Ammonite vs Silk Grey
Ammonite (Farrow & Ball) and Silk Grey (RAL Classic) come from different manufacturers. Ammonite reads as beige-greige, while Silk Grey reads as grey — two distinct hue families, not close cousins. The 22-point LRV gap — 69 for Ammonite vs 47 for Silk Grey — means Ammonite will open up a space more effectively. A ΔE of 12.3 puts these firmly in different territory — two distinct design choices rather than close alternatives. Below you'll find 2 real-room photo comparisons where both colors appear side by side, plus 5 simulated room previews.
Ammonite vs Silk Grey in Real Spaces
2 real rooms side by side. Seeing Ammonite and Silk Grey in actual rooms makes the difference concrete; browse the spaces below to get a feel for how each color lives on a wall.
Dining Room
Dining rooms often rely on warm incandescent or candlelight, which flatters warm undertones and mutes cool ones.
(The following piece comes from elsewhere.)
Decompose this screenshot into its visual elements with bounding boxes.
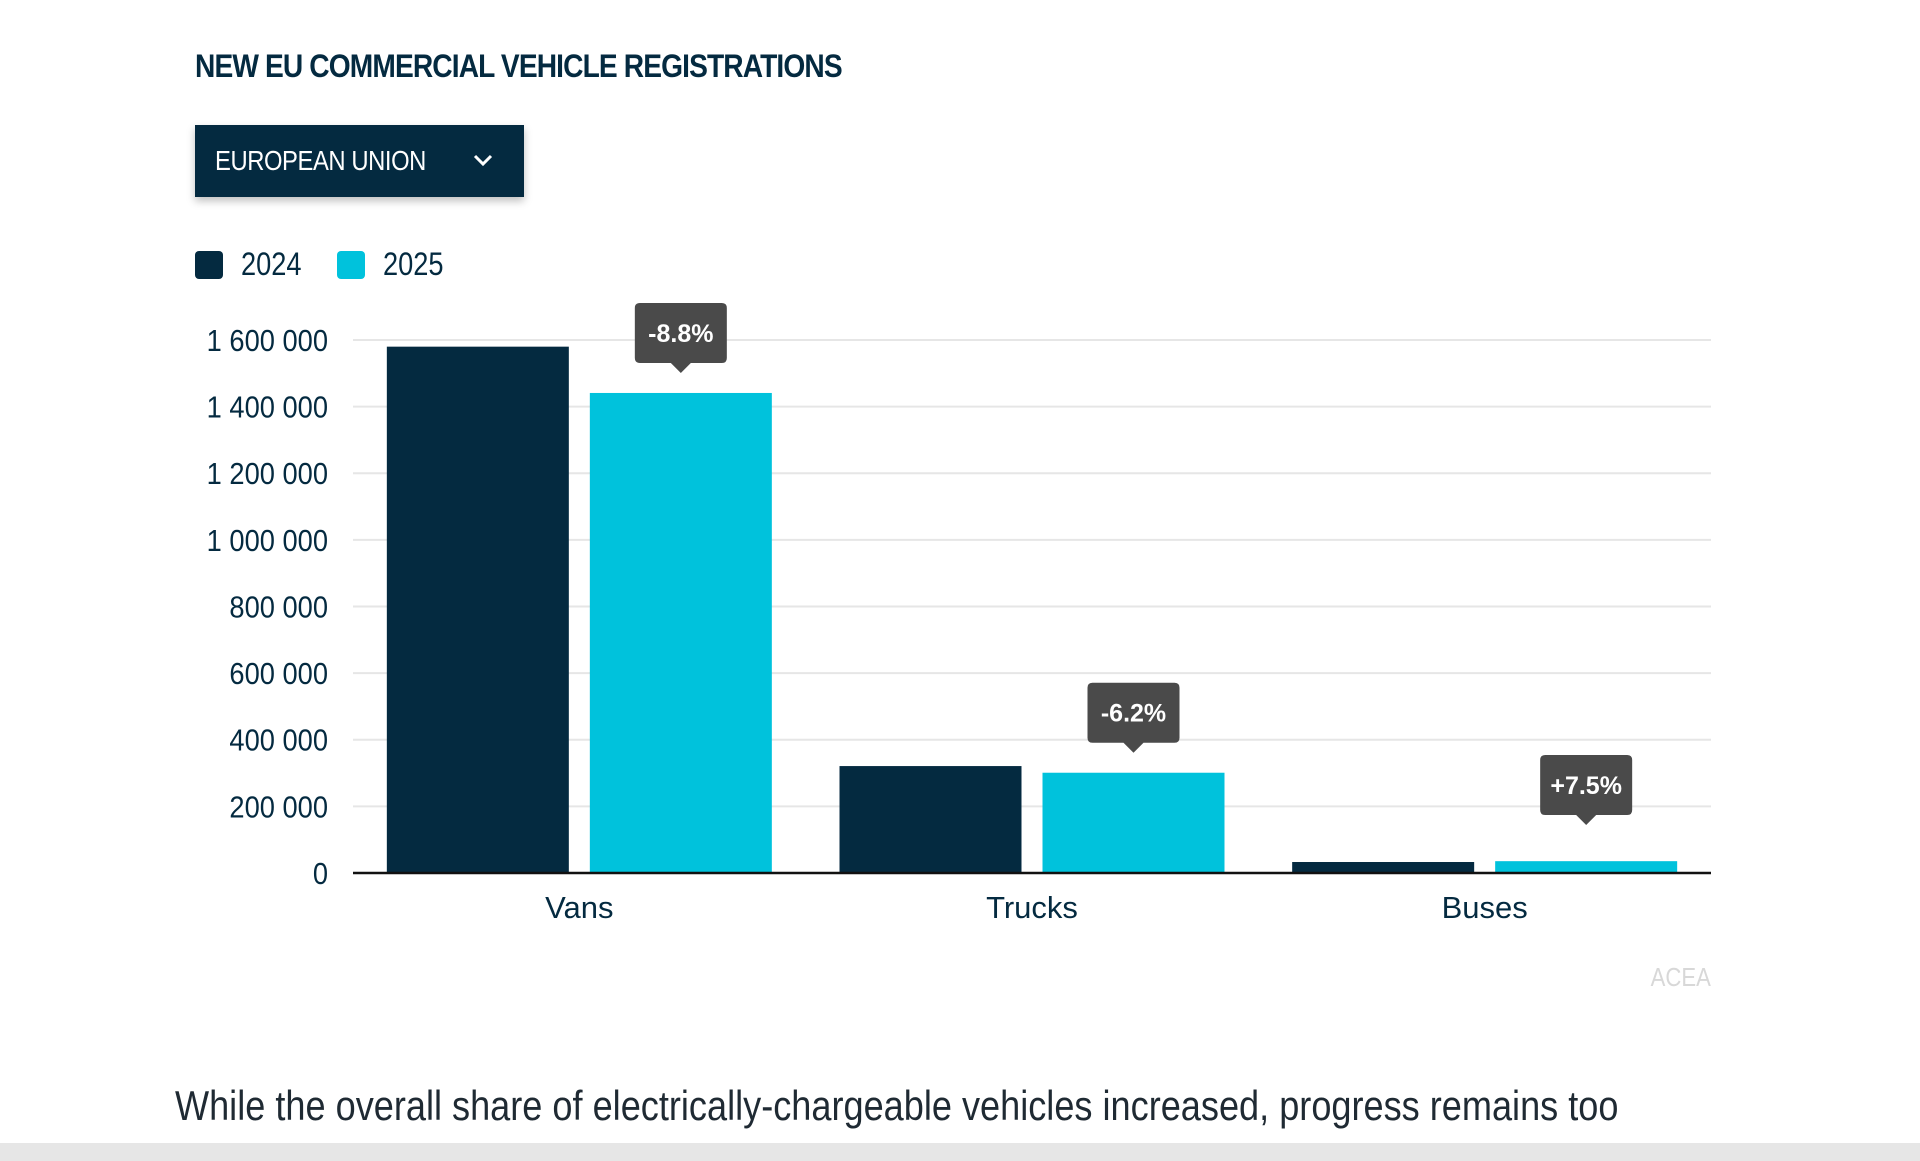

The LRV gap is large enough that Ammonite will make the room feel meaningfully brighter than Silk Grey would.
Kitchen Cabinets
Cabinet color is always seen in context — against countertops, backsplash, and hardware — which amplifies undertone differences that might disappear on a plain wall. Ammonite returns significantly more light to the room — in a smaller or darker space, that difference in perceived brightness is hard to miss.
Color Details
Ammonite vs Silk Grey Simulated Comparison
5 simulated room previews — drag the slider on each to see Ammonite on one side and Silk Grey on the other.
Digital color is approximate. These simulations are generated from the manufacturer's hex values and overlaid on grayscale room photos — your screen's calibration, brightness, and viewing angle all affect how they render. Before committing to either color, test physical samples in your own space under the light you actually live with.
More Ammonite comparisons
See how Ammonite stacks up against other well-photographed colors across different brands and tones.